GG whirls on me, eyes blazing. “But you should have. You are a seventeen-year-old witch who should have learned her craft by now.”
Her words sting as though she slapped me. “I wasn’t ready. Mom understood.”
GG shakes her head. “Being ready is a luxury we cannot afford, Edie. Your mother indulged you and now you’re in danger because of it.”
“What are you talking about?”
“You’ve gotten yourself infected.”
I stare at my palm and the tiny lines that seem to be etched there. “Infected? By what?”
GG’s sigh is as deep as the ocean. “Corrupted magic.”

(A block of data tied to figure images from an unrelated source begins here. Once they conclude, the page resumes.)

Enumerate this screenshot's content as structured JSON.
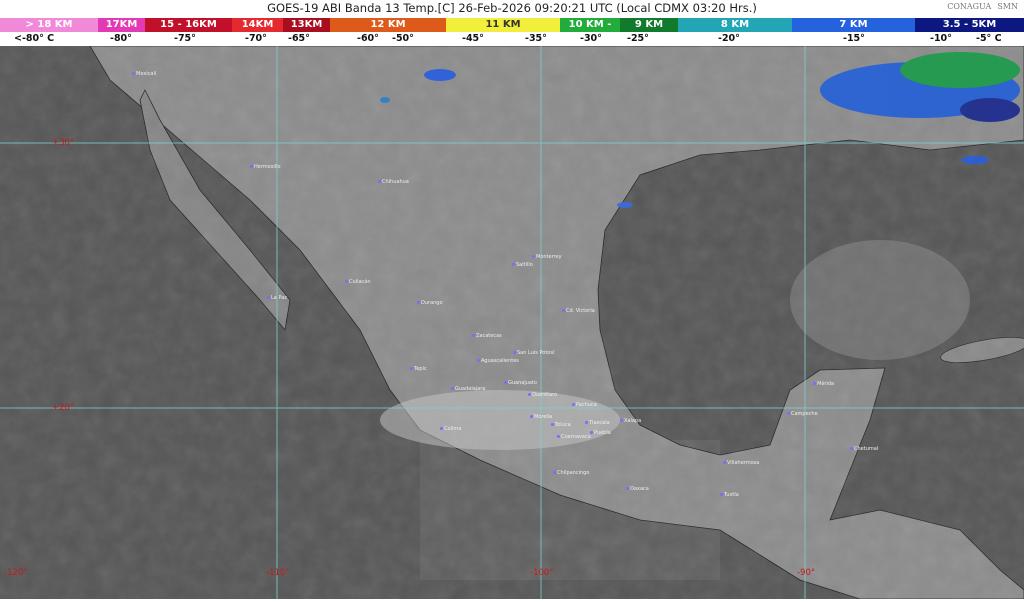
{
  "title": "GOES-19 ABI Banda 13 Temp.[C] 26-Feb-2026 09:20:21 UTC (Local CDMX  03:20 Hrs.)",
  "logos": [
    "CONAGUA",
    "SMN"
  ],
  "legend": {
    "segments": [
      {
        "label": "> 18 KM",
        "color": "#f08ad8"
      },
      {
        "label": "17KM",
        "color": "#e23ab4"
      },
      {
        "label": "15 - 16KM",
        "color": "#c0102a"
      },
      {
        "label": "14KM",
        "color": "#e42a30"
      },
      {
        "label": "13KM",
        "color": "#a80e1e"
      },
      {
        "label": "12 KM",
        "color": "#de5a1a"
      },
      {
        "label": "11 KM",
        "color": "#f2ee3c"
      },
      {
        "label": "10 KM -",
        "color": "#22ac3c"
      },
      {
        "label": "9 KM",
        "color": "#117a2c"
      },
      {
        "label": "8 KM",
        "color": "#22a6b6"
      },
      {
        "label": "7 KM",
        "color": "#2462de"
      },
      {
        "label": "3.5 - 5KM",
        "color": "#0c1880"
      }
    ],
    "temperatures": [
      "<-80° C",
      "-80°",
      "-75°",
      "-70°",
      "-65°",
      "-60°",
      "-50°",
      "-45°",
      "-35°",
      "-30°",
      "-25°",
      "-20°",
      "-15°",
      "-10°",
      "-5° C"
    ]
  },
  "grid_labels": {
    "lat": [
      "+30°",
      "+20°"
    ],
    "lon": [
      "-120°",
      "-110°",
      "-100°",
      "-90°"
    ]
  },
  "cities": [
    "Mexicali",
    "Hermosillo",
    "Chihuahua",
    "Culiacán",
    "La Paz",
    "Durango",
    "Saltillo",
    "Monterrey",
    "Cd. Victoria",
    "Zacatecas",
    "San Luis Potosí",
    "Aguascalientes",
    "Tepic",
    "Guadalajara",
    "Guanajuato",
    "Querétaro",
    "Pachuca",
    "Morelia",
    "Colima",
    "Toluca",
    "Tlaxcala",
    "Cuernavaca",
    "Puebla",
    "Xalapa",
    "Chilpancingo",
    "Oaxaca",
    "Villahermosa",
    "Tuxtla",
    "Campeche",
    "Mérida",
    "Chetumal"
  ]
}
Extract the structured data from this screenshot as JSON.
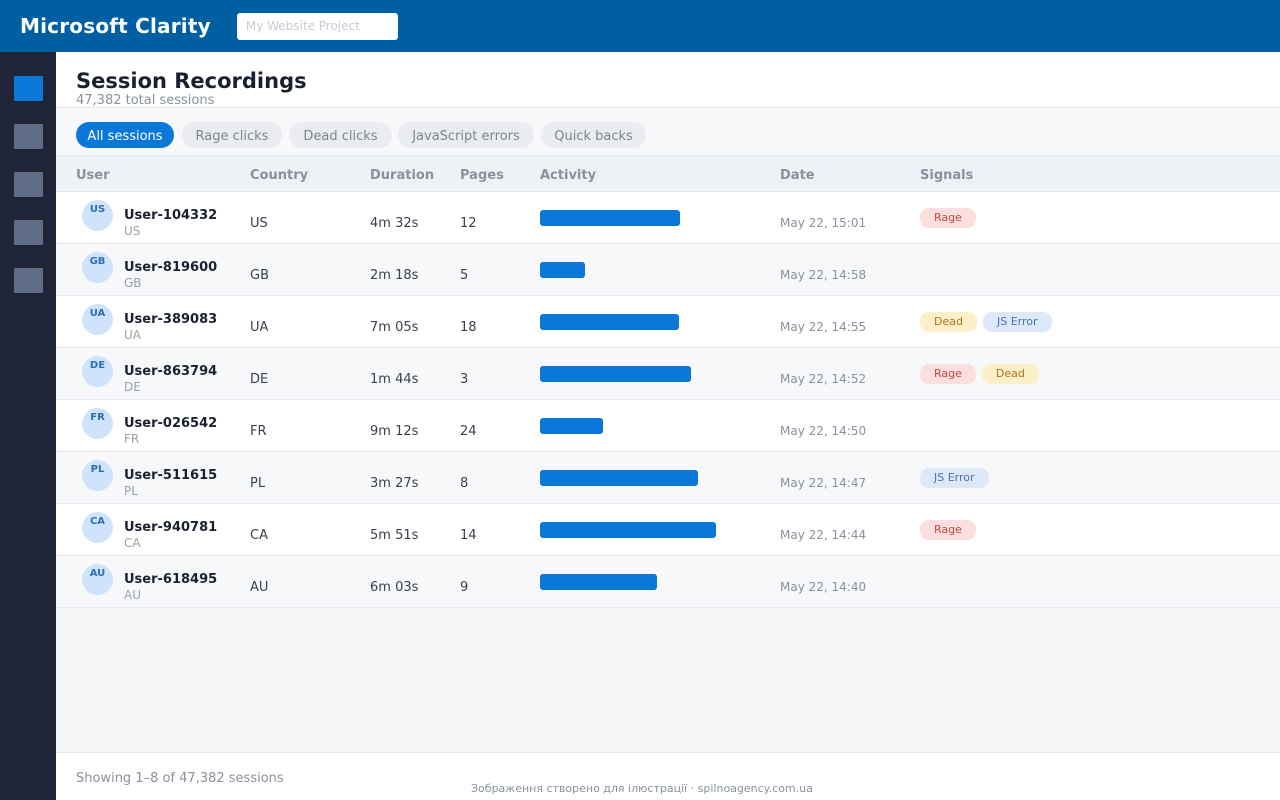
{
  "header": {
    "brand": "Microsoft Clarity",
    "project_placeholder": "My Website Project"
  },
  "sidebar": {
    "items": [
      {
        "icon": "dashboard-icon",
        "active": true
      },
      {
        "icon": "recordings-icon",
        "active": false
      },
      {
        "icon": "heatmaps-icon",
        "active": false
      },
      {
        "icon": "insights-icon",
        "active": false
      },
      {
        "icon": "settings-icon",
        "active": false
      }
    ]
  },
  "page": {
    "title": "Session Recordings",
    "subtitle": "47,382 total sessions"
  },
  "filters": [
    "All sessions",
    "Rage clicks",
    "Dead clicks",
    "JavaScript errors",
    "Quick backs"
  ],
  "table": {
    "headers": {
      "user": "User",
      "country": "Country",
      "duration": "Duration",
      "pages": "Pages",
      "activity": "Activity",
      "date": "Date",
      "signals": "Signals"
    },
    "rows": [
      {
        "initials": "US",
        "user": "User-104332",
        "country": "US",
        "duration": "4m 32s",
        "pages": "12",
        "activity": 0.78,
        "date": "May 22, 15:01",
        "signals": [
          "Rage"
        ]
      },
      {
        "initials": "GB",
        "user": "User-819600",
        "country": "GB",
        "duration": "2m 18s",
        "pages": "5",
        "activity": 0.25,
        "date": "May 22, 14:58",
        "signals": []
      },
      {
        "initials": "UA",
        "user": "User-389083",
        "country": "UA",
        "duration": "7m 05s",
        "pages": "18",
        "activity": 0.77,
        "date": "May 22, 14:55",
        "signals": [
          "Dead",
          "JS Error"
        ]
      },
      {
        "initials": "DE",
        "user": "User-863794",
        "country": "DE",
        "duration": "1m 44s",
        "pages": "3",
        "activity": 0.84,
        "date": "May 22, 14:52",
        "signals": [
          "Rage",
          "Dead"
        ]
      },
      {
        "initials": "FR",
        "user": "User-026542",
        "country": "FR",
        "duration": "9m 12s",
        "pages": "24",
        "activity": 0.35,
        "date": "May 22, 14:50",
        "signals": []
      },
      {
        "initials": "PL",
        "user": "User-511615",
        "country": "PL",
        "duration": "3m 27s",
        "pages": "8",
        "activity": 0.88,
        "date": "May 22, 14:47",
        "signals": [
          "JS Error"
        ]
      },
      {
        "initials": "CA",
        "user": "User-940781",
        "country": "CA",
        "duration": "5m 51s",
        "pages": "14",
        "activity": 0.98,
        "date": "May 22, 14:44",
        "signals": [
          "Rage"
        ]
      },
      {
        "initials": "AU",
        "user": "User-618495",
        "country": "AU",
        "duration": "6m 03s",
        "pages": "9",
        "activity": 0.65,
        "date": "May 22, 14:40",
        "signals": []
      }
    ]
  },
  "footer": {
    "showing": "Showing 1–8 of 47,382 sessions",
    "credit": "Зображення створено для ілюстрації · spilnoagency.com.ua"
  },
  "colors": {
    "brand_bar": "#005ea2",
    "accent": "#0b77d8",
    "sidebar": "#1f2536"
  }
}
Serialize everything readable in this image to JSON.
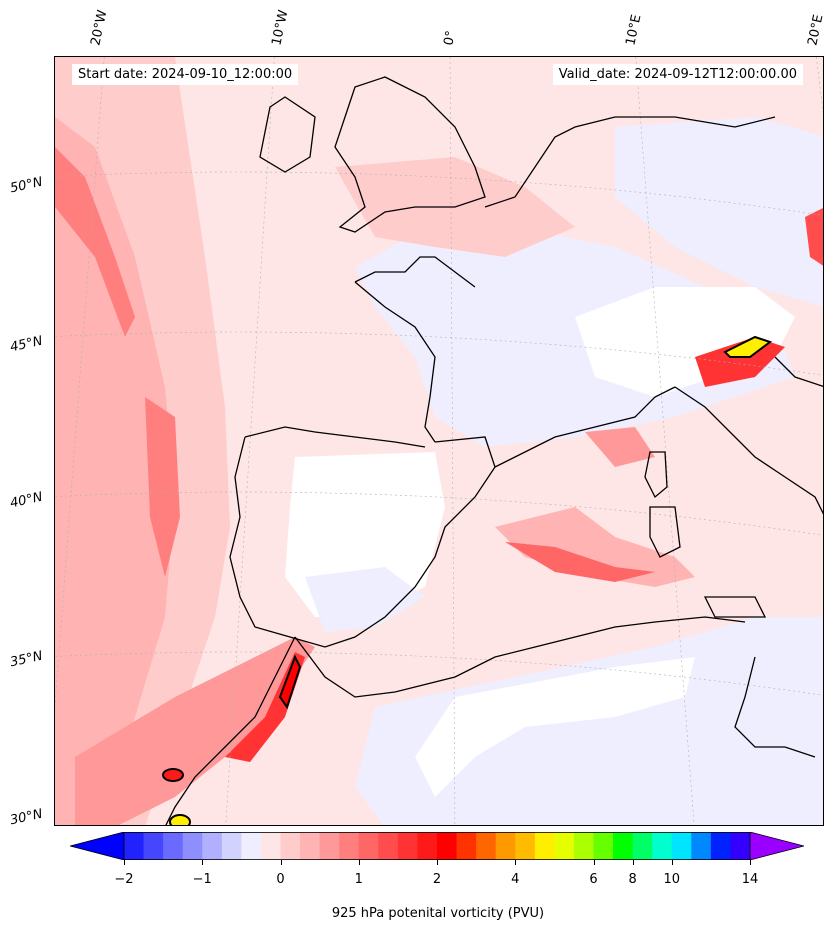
{
  "header": {
    "start_date": "Start date: 2024-09-10_12:00:00",
    "valid_date": "Valid_date: 2024-09-12T12:00:00.00"
  },
  "longitude_labels": [
    "20°W",
    "10°W",
    "0°",
    "10°E",
    "20°E"
  ],
  "latitude_labels": [
    "50°N",
    "45°N",
    "40°N",
    "35°N",
    "30°N"
  ],
  "colorbar": {
    "label": "925 hPa potenital vorticity (PVU)",
    "tick_labels": [
      "−2",
      "−1",
      "0",
      "1",
      "2",
      "4",
      "6",
      "8",
      "10",
      "14"
    ],
    "levels": [
      -2,
      -1.75,
      -1.5,
      -1.25,
      -1,
      -0.75,
      -0.5,
      -0.25,
      0,
      0.25,
      0.5,
      0.75,
      1,
      1.25,
      1.5,
      1.75,
      2,
      2.5,
      3,
      3.5,
      4,
      4.5,
      5,
      5.5,
      6,
      7,
      8,
      9,
      10,
      11,
      12,
      13,
      14,
      16,
      18
    ],
    "colors": [
      "#0000ff",
      "#2222ff",
      "#4646ff",
      "#6a6aff",
      "#8e8eff",
      "#b0b0ff",
      "#d2d2ff",
      "#eeeeff",
      "#ffe6e6",
      "#ffcccc",
      "#ffb3b3",
      "#ff9999",
      "#ff7f7f",
      "#ff6666",
      "#ff4c4c",
      "#ff3333",
      "#ff1a1a",
      "#ff0000",
      "#ff3300",
      "#ff6600",
      "#ff9900",
      "#ffbb00",
      "#ffee00",
      "#e6ff00",
      "#aaff00",
      "#66ff00",
      "#00ff00",
      "#00ff66",
      "#00ffcc",
      "#00e5ff",
      "#0088ff",
      "#0022ff",
      "#3300ff",
      "#9900ff"
    ],
    "extend": "both"
  }
}
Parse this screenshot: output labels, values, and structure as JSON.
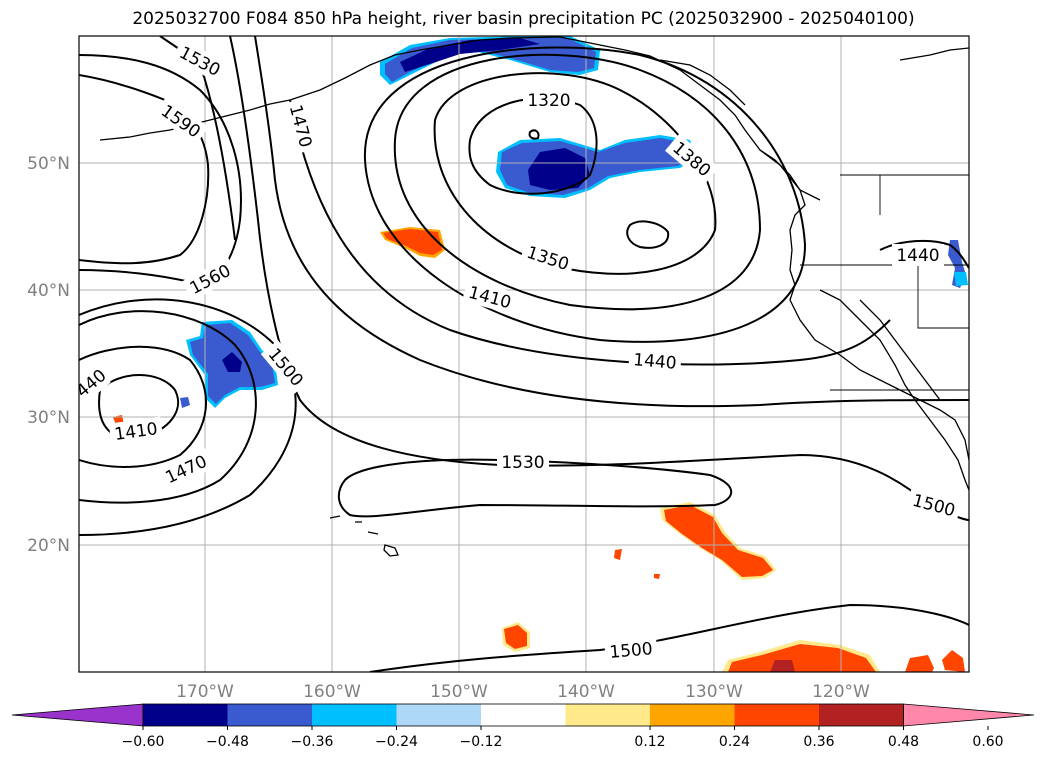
{
  "title": "2025032700 F084 850 hPa height, river basin precipitation PC (2025032900 - 2025040100)",
  "lat_labels": [
    "50°N",
    "40°N",
    "30°N",
    "20°N"
  ],
  "lon_labels": [
    "170°W",
    "160°W",
    "150°W",
    "140°W",
    "130°W",
    "120°W"
  ],
  "contour_labels": [
    "1530",
    "1590",
    "1470",
    "1320",
    "1380",
    "1560",
    "1350",
    "1410",
    "1440",
    "1500",
    "1440",
    "440",
    "1410",
    "1470",
    "1530",
    "1500",
    "1500"
  ],
  "colorbar": {
    "colors": [
      "#9933cc",
      "#00008b",
      "#3a5bd0",
      "#00bfff",
      "#add8f7",
      "#ffffff",
      "#ffe98a",
      "#ffa500",
      "#ff4500",
      "#b22222",
      "#ff88aa"
    ],
    "tick_labels": [
      "−0.60",
      "−0.48",
      "−0.36",
      "−0.24",
      "−0.12",
      "0.12",
      "0.24",
      "0.36",
      "0.48",
      "0.60"
    ]
  },
  "colors": {
    "contour": "#000000",
    "grid": "#b0b0b0",
    "coast": "#000000"
  }
}
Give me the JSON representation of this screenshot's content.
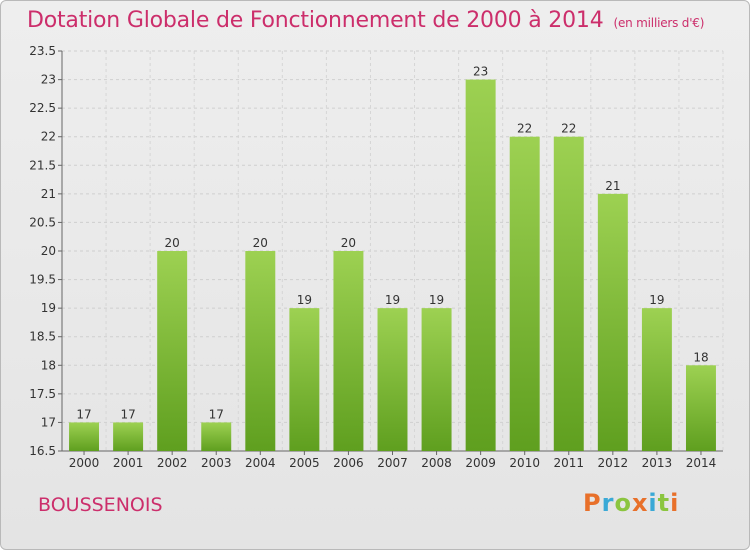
{
  "header": {
    "title": "Dotation Globale de Fonctionnement de 2000 à 2014",
    "subtitle": "(en milliers d'€)"
  },
  "footer": {
    "commune": "BOUSSENOIS",
    "logo": "Proxiti",
    "logo_colors": [
      "#e8702a",
      "#3aa9d6",
      "#8bc53f",
      "#e8702a",
      "#3aa9d6",
      "#8bc53f",
      "#e8702a"
    ]
  },
  "chart_data": {
    "type": "bar",
    "categories": [
      "2000",
      "2001",
      "2002",
      "2003",
      "2004",
      "2005",
      "2006",
      "2007",
      "2008",
      "2009",
      "2010",
      "2011",
      "2012",
      "2013",
      "2014"
    ],
    "values": [
      17,
      17,
      20,
      17,
      20,
      19,
      20,
      19,
      19,
      23,
      22,
      22,
      21,
      19,
      18
    ],
    "data_labels": [
      "17",
      "17",
      "20",
      "17",
      "20",
      "19",
      "20",
      "19",
      "19",
      "23",
      "22",
      "22",
      "21",
      "19",
      "18"
    ],
    "ylim": [
      16.5,
      23.5
    ],
    "yticks": [
      "16.5",
      "17",
      "17.5",
      "18",
      "18.5",
      "19",
      "19.5",
      "20",
      "20.5",
      "21",
      "21.5",
      "22",
      "22.5",
      "23",
      "23.5"
    ],
    "grid": true,
    "bar_color_top": "#9dd152",
    "bar_color_bottom": "#5f9f1f"
  }
}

“But you can fix it, right?”
GG falls heavily into a chair. She looks at me. For as long as I can remember my grandmother has been strong, competent, no-nonsense. Except for now. Because now she looks helpless. And that scares me more than any shadow could.
Finally, she speaks. “I will do what I am able,” she says. “But if we can’t stop it, you’ll be lost to us forever.”